Peux-tu me parler de ton choix plastique pour ton exposition,
plus précisément le choix philosophique et esthétique de l’exposition ?
J-B Ganne :
Il s’agit d’une série de boucliers qui reprennent l’esthétique du « Book Block ». C’est à dire des boucliers pour se défendre de la police lors des manifestations, qui sont fabriqués avec des matériaux de récupération (Plexiglass, Carton, Mousse plastique, Polystyrène extrudé etc) puis qui sont peints et sur lesquels figurent des titres de livres. J’ai été assez fasciné par l’esthétique de cette modalité de défense, qui met en avant les livres comme outil de protection et de lutte. L’idée c’est de donner une image à cette forme de résistance et de lutte. Cela fait quelque années que je cherche à donner une représentation à l’émeute comme tu avais pu le voir dans les dessins que nous avions exposés ensemble. L’ensemble des titres de livres qui figurent sur ces boucliers constitue une mini-bilbliothèque d’ouvrages qui sont importants pour moi, qui m’ont formés et qui m’accompagnent. Parmi ceux-là des textes qui interrogent la question du travail, question très importante à mon sens aujourd’hui. Mais aussi des romans et des textes politiques contemporains.
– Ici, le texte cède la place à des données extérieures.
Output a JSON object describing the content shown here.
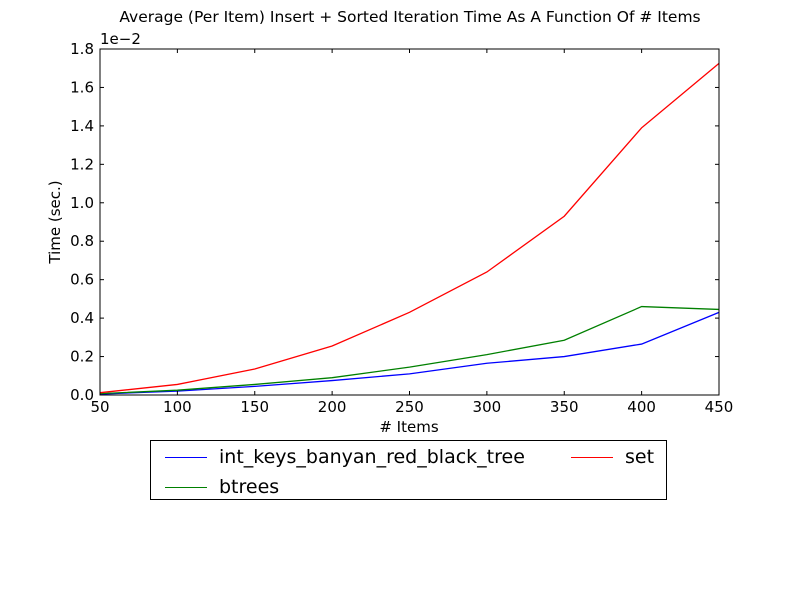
{
  "chart_data": {
    "type": "line",
    "title": "Average (Per Item) Insert + Sorted Iteration Time As A Function Of # Items",
    "xlabel": "# Items",
    "ylabel": "Time (sec.)",
    "y_multiplier_label": "1e−2",
    "x": [
      50,
      100,
      150,
      200,
      250,
      300,
      350,
      400,
      450
    ],
    "xlim": [
      50,
      450
    ],
    "ylim": [
      0.0,
      1.8
    ],
    "x_ticks": [
      "50",
      "100",
      "150",
      "200",
      "250",
      "300",
      "350",
      "400",
      "450"
    ],
    "y_ticks": [
      "0.0",
      "0.2",
      "0.4",
      "0.6",
      "0.8",
      "1.0",
      "1.2",
      "1.4",
      "1.6",
      "1.8"
    ],
    "grid": false,
    "legend_placement": "below",
    "series": [
      {
        "name": "int_keys_banyan_red_black_tree",
        "color": "#0000ff",
        "values": [
          0.005,
          0.02,
          0.045,
          0.075,
          0.11,
          0.165,
          0.2,
          0.265,
          0.43
        ]
      },
      {
        "name": "btrees",
        "color": "#008000",
        "values": [
          0.007,
          0.025,
          0.055,
          0.09,
          0.145,
          0.21,
          0.285,
          0.46,
          0.445
        ]
      },
      {
        "name": "set",
        "color": "#ff0000",
        "values": [
          0.012,
          0.055,
          0.135,
          0.255,
          0.43,
          0.64,
          0.93,
          1.39,
          1.725
        ]
      }
    ]
  }
}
Peux tu aussi me parler de l’oisiveté dans la société et dans le monde
de l’art ?
J-B Ganne :
J’ai pris pour titre de l’exposition, le titre d’un des livres figurant dans la bibliothèque de boucliers « Éloge de l’oisiveté » de Bertrand Russell parce qu’il me semblait être le pendant positif du questionnement sur l’aliénation par le travail. C’est un très joli petit texte en outre. La question que peut se poser un artiste est de savoir si il veut participer à la sur-production générale de la planète, c’est une grande responsabilité que d’ajouter des objets au monde. Il y a des manières de produire de la représentation sans jouer le jeu de la sur-production. L’oisiveté n’est bien entendu pas un absence d’activité mais un autre type d’activité.
Et le bonheur, peut il se trouver ou se conquérir ?
J-B Ganne :
C’est la conclusion de Russell dans ce court texte. Je le trouve très optimiste. Je pense surtout à un mieux vivre et à moins d’exploitation. Est-ce que cela conduit au bonheur, je ne saurais le dire.